Star Wars: The Clone Wars debuted in theatres on August 15. Set between episodes two and three of the chronologically challenged Star Wars feature-film saga, The Clone Wars takes the series into a world of animation where no stone need be left unturned. In the movie alone, new heroes and villains are introduced and Jabba the Hutt’s family is explored.
Winder said she regarded the challenge that Lucas gave her as an opportunity. “We needed to do something fantastic in a constrained way,” she said. “I actually think that it was great to start with the feature film on television because the crew was already working at a certain pace and used to that.”
Budgetary constraints forced The Clone Wars team to think outside the box, Winder continued. “I absolutely believe it worked to our advantage.”

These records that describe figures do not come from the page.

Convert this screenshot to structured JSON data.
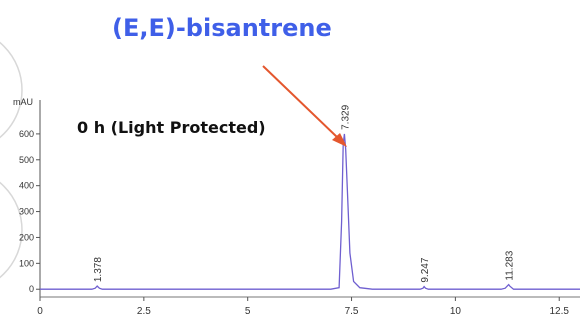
{
  "page": {
    "title": "(E,E)-bisantrene",
    "title_color": "#3f5fe8",
    "arrow_color": "#e4572e"
  },
  "chart_data": {
    "type": "line",
    "title": "0 h (Light Protected)",
    "xlabel": "",
    "ylabel": "mAU",
    "xlim": [
      0,
      13
    ],
    "ylim": [
      -30,
      700
    ],
    "x_ticks": [
      0,
      2.5,
      5,
      7.5,
      10,
      12.5
    ],
    "x_tick_labels": [
      "0",
      "2.5",
      "5",
      "7.5",
      "10",
      "12.5"
    ],
    "y_ticks": [
      0,
      100,
      200,
      300,
      400,
      500,
      600
    ],
    "y_tick_labels": [
      "0",
      "100",
      "200",
      "300",
      "400",
      "500",
      "600"
    ],
    "grid": false,
    "series": [
      {
        "color": "#6f5fd0",
        "x": [
          0,
          1.25,
          1.33,
          1.378,
          1.43,
          1.5,
          7.0,
          7.2,
          7.26,
          7.3,
          7.329,
          7.36,
          7.4,
          7.46,
          7.55,
          7.7,
          8.0,
          9.15,
          9.22,
          9.247,
          9.28,
          9.35,
          11.1,
          11.2,
          11.26,
          11.283,
          11.31,
          11.4,
          13
        ],
        "y": [
          0,
          0,
          4,
          12,
          4,
          0,
          0,
          6,
          260,
          560,
          600,
          540,
          380,
          140,
          30,
          6,
          0,
          0,
          4,
          10,
          4,
          0,
          0,
          4,
          14,
          18,
          12,
          0,
          0
        ]
      }
    ],
    "peak_labels": [
      {
        "x": 1.378,
        "label": "1.378",
        "height": 12
      },
      {
        "x": 7.329,
        "label": "7.329",
        "height": 600
      },
      {
        "x": 9.247,
        "label": "9.247",
        "height": 10
      },
      {
        "x": 11.283,
        "label": "11.283",
        "height": 18
      }
    ]
  }
}
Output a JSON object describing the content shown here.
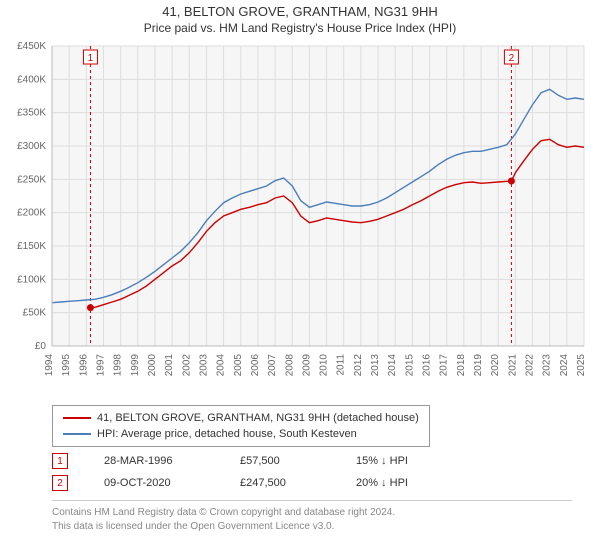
{
  "titles": {
    "main": "41, BELTON GROVE, GRANTHAM, NG31 9HH",
    "sub": "Price paid vs. HM Land Registry's House Price Index (HPI)"
  },
  "chart": {
    "type": "line",
    "background_color": "#f6f6f6",
    "plot_background": "#f6f6f6",
    "grid_color": "#dddddd",
    "axis_font_size": 10,
    "axis_color": "#666666",
    "y": {
      "label_prefix": "£",
      "min": 0,
      "max": 450000,
      "tick_step": 50000,
      "ticks": [
        "£0",
        "£50K",
        "£100K",
        "£150K",
        "£200K",
        "£250K",
        "£300K",
        "£350K",
        "£400K",
        "£450K"
      ]
    },
    "x": {
      "min": 1994,
      "max": 2025,
      "tick_step": 1,
      "ticks": [
        "1994",
        "1995",
        "1996",
        "1997",
        "1998",
        "1999",
        "2000",
        "2001",
        "2002",
        "2003",
        "2004",
        "2005",
        "2006",
        "2007",
        "2008",
        "2009",
        "2010",
        "2011",
        "2012",
        "2013",
        "2014",
        "2015",
        "2016",
        "2017",
        "2018",
        "2019",
        "2020",
        "2021",
        "2022",
        "2023",
        "2024",
        "2025"
      ]
    },
    "series": [
      {
        "name": "price_paid",
        "label": "41, BELTON GROVE, GRANTHAM, NG31 9HH (detached house)",
        "color": "#cc0000",
        "line_width": 1.4,
        "data": [
          [
            1996.24,
            57500
          ],
          [
            1996.5,
            58000
          ],
          [
            1997,
            62000
          ],
          [
            1997.5,
            66000
          ],
          [
            1998,
            70000
          ],
          [
            1998.5,
            76000
          ],
          [
            1999,
            82000
          ],
          [
            1999.5,
            90000
          ],
          [
            2000,
            100000
          ],
          [
            2000.5,
            110000
          ],
          [
            2001,
            120000
          ],
          [
            2001.5,
            128000
          ],
          [
            2002,
            140000
          ],
          [
            2002.5,
            155000
          ],
          [
            2003,
            172000
          ],
          [
            2003.5,
            185000
          ],
          [
            2004,
            195000
          ],
          [
            2004.5,
            200000
          ],
          [
            2005,
            205000
          ],
          [
            2005.5,
            208000
          ],
          [
            2006,
            212000
          ],
          [
            2006.5,
            215000
          ],
          [
            2007,
            222000
          ],
          [
            2007.5,
            225000
          ],
          [
            2008,
            215000
          ],
          [
            2008.5,
            195000
          ],
          [
            2009,
            185000
          ],
          [
            2009.5,
            188000
          ],
          [
            2010,
            192000
          ],
          [
            2010.5,
            190000
          ],
          [
            2011,
            188000
          ],
          [
            2011.5,
            186000
          ],
          [
            2012,
            185000
          ],
          [
            2012.5,
            187000
          ],
          [
            2013,
            190000
          ],
          [
            2013.5,
            195000
          ],
          [
            2014,
            200000
          ],
          [
            2014.5,
            205000
          ],
          [
            2015,
            212000
          ],
          [
            2015.5,
            218000
          ],
          [
            2016,
            225000
          ],
          [
            2016.5,
            232000
          ],
          [
            2017,
            238000
          ],
          [
            2017.5,
            242000
          ],
          [
            2018,
            245000
          ],
          [
            2018.5,
            246000
          ],
          [
            2019,
            244000
          ],
          [
            2019.5,
            245000
          ],
          [
            2020,
            246000
          ],
          [
            2020.5,
            247000
          ],
          [
            2020.77,
            247500
          ],
          [
            2021,
            260000
          ],
          [
            2021.5,
            278000
          ],
          [
            2022,
            295000
          ],
          [
            2022.5,
            308000
          ],
          [
            2023,
            310000
          ],
          [
            2023.5,
            302000
          ],
          [
            2024,
            298000
          ],
          [
            2024.5,
            300000
          ],
          [
            2025,
            298000
          ]
        ]
      },
      {
        "name": "hpi",
        "label": "HPI: Average price, detached house, South Kesteven",
        "color": "#4a7ebb",
        "line_width": 1.4,
        "data": [
          [
            1994,
            65000
          ],
          [
            1994.5,
            66000
          ],
          [
            1995,
            67000
          ],
          [
            1995.5,
            68000
          ],
          [
            1996,
            69000
          ],
          [
            1996.5,
            70000
          ],
          [
            1997,
            73000
          ],
          [
            1997.5,
            77000
          ],
          [
            1998,
            82000
          ],
          [
            1998.5,
            88000
          ],
          [
            1999,
            95000
          ],
          [
            1999.5,
            103000
          ],
          [
            2000,
            112000
          ],
          [
            2000.5,
            122000
          ],
          [
            2001,
            132000
          ],
          [
            2001.5,
            142000
          ],
          [
            2002,
            155000
          ],
          [
            2002.5,
            170000
          ],
          [
            2003,
            188000
          ],
          [
            2003.5,
            202000
          ],
          [
            2004,
            215000
          ],
          [
            2004.5,
            222000
          ],
          [
            2005,
            228000
          ],
          [
            2005.5,
            232000
          ],
          [
            2006,
            236000
          ],
          [
            2006.5,
            240000
          ],
          [
            2007,
            248000
          ],
          [
            2007.5,
            252000
          ],
          [
            2008,
            240000
          ],
          [
            2008.5,
            218000
          ],
          [
            2009,
            208000
          ],
          [
            2009.5,
            212000
          ],
          [
            2010,
            216000
          ],
          [
            2010.5,
            214000
          ],
          [
            2011,
            212000
          ],
          [
            2011.5,
            210000
          ],
          [
            2012,
            210000
          ],
          [
            2012.5,
            212000
          ],
          [
            2013,
            216000
          ],
          [
            2013.5,
            222000
          ],
          [
            2014,
            230000
          ],
          [
            2014.5,
            238000
          ],
          [
            2015,
            246000
          ],
          [
            2015.5,
            254000
          ],
          [
            2016,
            262000
          ],
          [
            2016.5,
            272000
          ],
          [
            2017,
            280000
          ],
          [
            2017.5,
            286000
          ],
          [
            2018,
            290000
          ],
          [
            2018.5,
            292000
          ],
          [
            2019,
            292000
          ],
          [
            2019.5,
            295000
          ],
          [
            2020,
            298000
          ],
          [
            2020.5,
            302000
          ],
          [
            2021,
            318000
          ],
          [
            2021.5,
            340000
          ],
          [
            2022,
            362000
          ],
          [
            2022.5,
            380000
          ],
          [
            2023,
            385000
          ],
          [
            2023.5,
            376000
          ],
          [
            2024,
            370000
          ],
          [
            2024.5,
            372000
          ],
          [
            2025,
            370000
          ]
        ]
      }
    ],
    "sale_markers": [
      {
        "id": "1",
        "x": 1996.24,
        "y": 57500,
        "vline_color": "#cc0000"
      },
      {
        "id": "2",
        "x": 2020.77,
        "y": 247500,
        "vline_color": "#cc0000"
      }
    ],
    "sale_point_color": "#cc0000",
    "sale_point_radius": 3.5,
    "marker_box_border": "#cc0000",
    "vline_dash": "3,3"
  },
  "legend": {
    "series1": "41, BELTON GROVE, GRANTHAM, NG31 9HH (detached house)",
    "series2": "HPI: Average price, detached house, South Kesteven"
  },
  "sales_table": {
    "rows": [
      {
        "id": "1",
        "date": "28-MAR-1996",
        "price": "£57,500",
        "delta": "15% ↓ HPI"
      },
      {
        "id": "2",
        "date": "09-OCT-2020",
        "price": "£247,500",
        "delta": "20% ↓ HPI"
      }
    ]
  },
  "footer": {
    "line1": "Contains HM Land Registry data © Crown copyright and database right 2024.",
    "line2": "This data is licensed under the Open Government Licence v3.0."
  }
}
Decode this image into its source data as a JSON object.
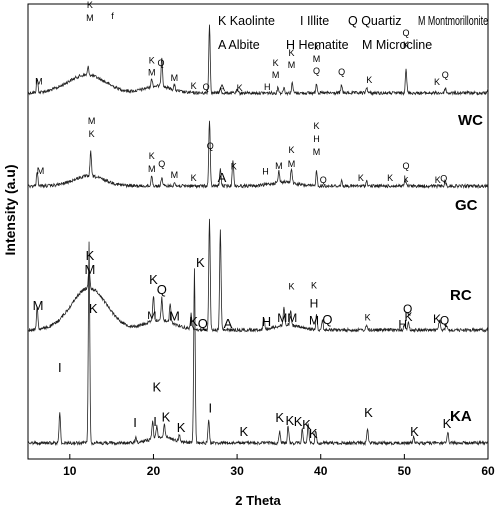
{
  "chart_data": {
    "type": "line",
    "xlabel": "2 Theta",
    "ylabel": "Intensity (a.u)",
    "xlim": [
      5,
      60
    ],
    "xticks": [
      "10",
      "20",
      "30",
      "40",
      "50",
      "60"
    ],
    "xtick_values": [
      10,
      20,
      30,
      40,
      50,
      60
    ],
    "legend": [
      "K Kaolinte",
      "I Illite",
      "Q Quartiz",
      "M Montmorillonite",
      "A Albite",
      "H Hematite",
      "M Microcline"
    ],
    "series": [
      {
        "name": "WC",
        "baseline": 93,
        "peaks": [
          [
            6.1,
            14
          ],
          [
            12.2,
            8
          ],
          [
            19.8,
            8
          ],
          [
            21,
            30
          ],
          [
            22.5,
            5
          ],
          [
            26.7,
            68
          ],
          [
            28,
            4
          ],
          [
            30,
            3
          ],
          [
            34.9,
            6
          ],
          [
            35.6,
            6
          ],
          [
            36.6,
            10
          ],
          [
            39.5,
            10
          ],
          [
            42.5,
            8
          ],
          [
            45.5,
            6
          ],
          [
            50.2,
            25
          ],
          [
            54.9,
            5
          ],
          [
            60,
            5
          ]
        ],
        "humps": [
          [
            12,
            18,
            3.2
          ],
          [
            20.5,
            7,
            2.2
          ]
        ],
        "annotations": [
          {
            "label": "M",
            "x": 6.3,
            "dy": -7,
            "size": 9
          },
          {
            "label": "K",
            "x": 12.4,
            "dy": -67,
            "size": 9
          },
          {
            "label": "M",
            "x": 12.4,
            "dy": -54,
            "size": 9
          },
          {
            "label": "f",
            "x": 15.1,
            "dy": -67,
            "size": 9
          },
          {
            "label": "K",
            "x": 19.8,
            "dy": -15,
            "size": 9
          },
          {
            "label": "M",
            "x": 19.8,
            "dy": -3,
            "size": 9
          },
          {
            "label": "Q",
            "x": 20.9,
            "dy": -5,
            "size": 9
          },
          {
            "label": "M",
            "x": 22.5,
            "dy": -4,
            "size": 9
          },
          {
            "label": "K",
            "x": 24.8,
            "dy": -4,
            "size": 9
          },
          {
            "label": "Q",
            "x": 26.3,
            "dy": -3,
            "size": 9
          },
          {
            "label": "A",
            "x": 28.2,
            "dy": -2,
            "size": 9
          },
          {
            "label": "K",
            "x": 30.3,
            "dy": -2,
            "size": 9
          },
          {
            "label": "H",
            "x": 33.6,
            "dy": -3,
            "size": 9
          },
          {
            "label": "K",
            "x": 34.6,
            "dy": -27,
            "size": 9
          },
          {
            "label": "M",
            "x": 34.6,
            "dy": -15,
            "size": 9
          },
          {
            "label": "K",
            "x": 36.5,
            "dy": -32,
            "size": 9
          },
          {
            "label": "M",
            "x": 36.5,
            "dy": -20,
            "size": 9
          },
          {
            "label": "k",
            "x": 39.5,
            "dy": -33,
            "size": 9
          },
          {
            "label": "M",
            "x": 39.5,
            "dy": -21,
            "size": 9
          },
          {
            "label": "Q",
            "x": 39.5,
            "dy": -9,
            "size": 9
          },
          {
            "label": "Q",
            "x": 42.5,
            "dy": -10,
            "size": 9
          },
          {
            "label": "K",
            "x": 45.8,
            "dy": -10,
            "size": 9
          },
          {
            "label": "Q",
            "x": 50.2,
            "dy": -32,
            "size": 9
          },
          {
            "label": "K",
            "x": 50.2,
            "dy": -20,
            "size": 9
          },
          {
            "label": "K",
            "x": 53.9,
            "dy": -8,
            "size": 9
          },
          {
            "label": "Q",
            "x": 54.9,
            "dy": -10,
            "size": 9
          }
        ]
      },
      {
        "name": "GC",
        "baseline": 186,
        "peaks": [
          [
            6.1,
            15
          ],
          [
            12.5,
            24
          ],
          [
            19.8,
            11
          ],
          [
            21,
            9
          ],
          [
            22.5,
            4
          ],
          [
            26.7,
            66
          ],
          [
            28,
            17
          ],
          [
            29.5,
            27
          ],
          [
            35,
            11
          ],
          [
            36.5,
            15
          ],
          [
            39.5,
            15
          ],
          [
            42.5,
            5
          ],
          [
            45.5,
            5
          ],
          [
            50.1,
            6
          ],
          [
            54.9,
            5
          ]
        ],
        "humps": [
          [
            12.3,
            10,
            2.6
          ],
          [
            35.5,
            4,
            2.0
          ]
        ],
        "annotations": [
          {
            "label": "M",
            "x": 6.5,
            "dy": -12,
            "size": 9
          },
          {
            "label": "M",
            "x": 12.6,
            "dy": -40,
            "size": 9
          },
          {
            "label": "K",
            "x": 12.6,
            "dy": -27,
            "size": 9
          },
          {
            "label": "K",
            "x": 19.8,
            "dy": -16,
            "size": 9
          },
          {
            "label": "M",
            "x": 19.8,
            "dy": -3,
            "size": 9
          },
          {
            "label": "Q",
            "x": 21,
            "dy": -10,
            "size": 9
          },
          {
            "label": "M",
            "x": 22.5,
            "dy": -4,
            "size": 9
          },
          {
            "label": "K",
            "x": 24.8,
            "dy": -5,
            "size": 9
          },
          {
            "label": "Q",
            "x": 26.8,
            "dy": -4,
            "size": 9
          },
          {
            "label": "A",
            "x": 28.2,
            "dy": -3,
            "size": 13
          },
          {
            "label": "K",
            "x": 29.6,
            "dy": -3,
            "size": 9
          },
          {
            "label": "H",
            "x": 33.4,
            "dy": -10,
            "size": 9
          },
          {
            "label": "M",
            "x": 35,
            "dy": -2,
            "size": 9
          },
          {
            "label": "K",
            "x": 36.5,
            "dy": -15,
            "size": 9
          },
          {
            "label": "M",
            "x": 36.5,
            "dy": -1,
            "size": 9
          },
          {
            "label": "K",
            "x": 39.5,
            "dy": -42,
            "size": 9
          },
          {
            "label": "H",
            "x": 39.5,
            "dy": -29,
            "size": 9
          },
          {
            "label": "M",
            "x": 39.5,
            "dy": -16,
            "size": 9
          },
          {
            "label": "Q",
            "x": 40.3,
            "dy": -3,
            "size": 9
          },
          {
            "label": "K",
            "x": 44.8,
            "dy": -5,
            "size": 9
          },
          {
            "label": "K",
            "x": 48.3,
            "dy": -5,
            "size": 9
          },
          {
            "label": "Q",
            "x": 50.2,
            "dy": -14,
            "size": 9
          },
          {
            "label": "k",
            "x": 50.2,
            "dy": -1,
            "size": 9
          },
          {
            "label": "K",
            "x": 54,
            "dy": -3,
            "size": 9
          },
          {
            "label": "Q",
            "x": 54.7,
            "dy": -4,
            "size": 9
          }
        ]
      },
      {
        "name": "RC",
        "baseline": 330,
        "peaks": [
          [
            6.1,
            23
          ],
          [
            12.3,
            20
          ],
          [
            20,
            26
          ],
          [
            21,
            22
          ],
          [
            22,
            18
          ],
          [
            24.5,
            15
          ],
          [
            26.7,
            112
          ],
          [
            28,
            100
          ],
          [
            33.2,
            12
          ],
          [
            35.6,
            18
          ],
          [
            36.4,
            14
          ],
          [
            39.5,
            16
          ],
          [
            40.2,
            10
          ],
          [
            45.5,
            5
          ],
          [
            50,
            6
          ],
          [
            50.5,
            8
          ],
          [
            54.2,
            10
          ],
          [
            55,
            6
          ]
        ],
        "humps": [
          [
            12.3,
            42,
            3.0
          ],
          [
            20.8,
            10,
            2.5
          ],
          [
            36,
            5,
            2.0
          ]
        ],
        "annotations": [
          {
            "label": "M",
            "x": 6.2,
            "dy": -8,
            "size": 13
          },
          {
            "label": "K",
            "x": 12.4,
            "dy": -18,
            "size": 13
          },
          {
            "label": "M",
            "x": 12.4,
            "dy": -4,
            "size": 13
          },
          {
            "label": "K",
            "x": 20,
            "dy": -11,
            "size": 13
          },
          {
            "label": "Q",
            "x": 21,
            "dy": -4,
            "size": 13
          },
          {
            "label": "M",
            "x": 22.5,
            "dy": -3,
            "size": 13
          },
          {
            "label": "M",
            "x": 19.8,
            "dy": -1,
            "size": 11
          },
          {
            "label": "K",
            "x": 24.8,
            "dy": -3,
            "size": 13
          },
          {
            "label": "Q",
            "x": 25.9,
            "dy": -2,
            "size": 13
          },
          {
            "label": "A",
            "x": 28.9,
            "dy": -2,
            "size": 13
          },
          {
            "label": "H",
            "x": 33.5,
            "dy": -3,
            "size": 13
          },
          {
            "label": "MM",
            "x": 36,
            "dy": -3,
            "size": 12
          },
          {
            "label": "K",
            "x": 36.5,
            "dy": -29,
            "size": 9
          },
          {
            "label": "K",
            "x": 39.2,
            "dy": -41,
            "size": 9
          },
          {
            "label": "H",
            "x": 39.2,
            "dy": -22,
            "size": 12
          },
          {
            "label": "M",
            "x": 39.2,
            "dy": -5,
            "size": 12
          },
          {
            "label": "Q",
            "x": 40.8,
            "dy": -6,
            "size": 13
          },
          {
            "label": "K",
            "x": 45.6,
            "dy": -7,
            "size": 9
          },
          {
            "label": "Q",
            "x": 50.4,
            "dy": -13,
            "size": 12
          },
          {
            "label": "H",
            "x": 49.8,
            "dy": -1,
            "size": 12
          },
          {
            "label": "K",
            "x": 50.5,
            "dy": -1,
            "size": 12
          },
          {
            "label": "K",
            "x": 53.9,
            "dy": -7,
            "size": 12
          },
          {
            "label": "Q",
            "x": 54.8,
            "dy": -5,
            "size": 12
          }
        ]
      },
      {
        "name": "KA",
        "baseline": 443,
        "peaks": [
          [
            8.8,
            30
          ],
          [
            12.3,
            200
          ],
          [
            17.9,
            5
          ],
          [
            19.9,
            18
          ],
          [
            20.4,
            12
          ],
          [
            21.3,
            14
          ],
          [
            23.1,
            6
          ],
          [
            24.9,
            173
          ],
          [
            26.6,
            24
          ],
          [
            35.1,
            12
          ],
          [
            36.1,
            17
          ],
          [
            37.8,
            14
          ],
          [
            38.5,
            20
          ],
          [
            39.4,
            12
          ],
          [
            45.6,
            14
          ],
          [
            51.1,
            6
          ],
          [
            55.2,
            10
          ]
        ],
        "humps": [
          [
            21,
            6,
            2.0
          ]
        ],
        "annotations": [
          {
            "label": "K",
            "x": 12.8,
            "dy": -130,
            "size": 13
          },
          {
            "label": "I",
            "x": 8.8,
            "dy": -41,
            "size": 13
          },
          {
            "label": "I",
            "x": 17.8,
            "dy": -13,
            "size": 13
          },
          {
            "label": "K",
            "x": 20.4,
            "dy": -34,
            "size": 13
          },
          {
            "label": "I",
            "x": 20.2,
            "dy": -11,
            "size": 13
          },
          {
            "label": "K",
            "x": 21.5,
            "dy": -15,
            "size": 13
          },
          {
            "label": "K",
            "x": 23.3,
            "dy": -9,
            "size": 13
          },
          {
            "label": "K",
            "x": 25.6,
            "dy": -176,
            "size": 13
          },
          {
            "label": "I",
            "x": 26.8,
            "dy": -29,
            "size": 13
          },
          {
            "label": "K",
            "x": 30.8,
            "dy": -7,
            "size": 13
          },
          {
            "label": "K",
            "x": 35.1,
            "dy": -9,
            "size": 13
          },
          {
            "label": "K",
            "x": 36.3,
            "dy": -17,
            "size": 13
          },
          {
            "label": "K",
            "x": 37.3,
            "dy": -17,
            "size": 13
          },
          {
            "label": "K",
            "x": 38.3,
            "dy": -13,
            "size": 13
          },
          {
            "label": "K",
            "x": 39.1,
            "dy": -5,
            "size": 13
          },
          {
            "label": "K",
            "x": 45.7,
            "dy": -19,
            "size": 13
          },
          {
            "label": "K",
            "x": 51.2,
            "dy": -4,
            "size": 13
          },
          {
            "label": "K",
            "x": 55.1,
            "dy": -10,
            "size": 13
          }
        ]
      }
    ]
  }
}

The Clone Wars marks the first animated Star Wars feature film and Lucas hasn’t been shy to note that he wanted to do something original with computer-generated imagery.
“We set out with the goal of creating a look that no one had ever seen before,” Winder said. “So we were drawing from all different facets to come up with this.”
Influences were diverse and ranged from 1965’s Thunderbirds television series—which was shot using rudimentary marionettes—to cutting-edge Japanese anime and manga.
Winder, a native of Toronto who started in the film industry in Asia, said that her animation background fit perfectly with the artistic style that Lucas and director Dave Filoni were looking for.
“I left Canada around 20 years ago to travel around the world, ended up in Japan, and started in animation over there,” Winder said. “It was excellent because it gave me this expertise really early on in my career that allowed me to move into the States.”
In addition to drawing on international influences, Lucas’s decision to create the animated film and series like a live-action production sets The Clone Wars apart from traditional CGI films.
“We wrote it from a live-action perspective [and] shot it that way,” Winder said. That meant using long camera shots, aggressive lighting techniques, and relying on editing instead of storyboards.
From the style of animation to the new characters and environments that the film introduces, The Clone Wars embarks on a new direction for the Star Wars universe.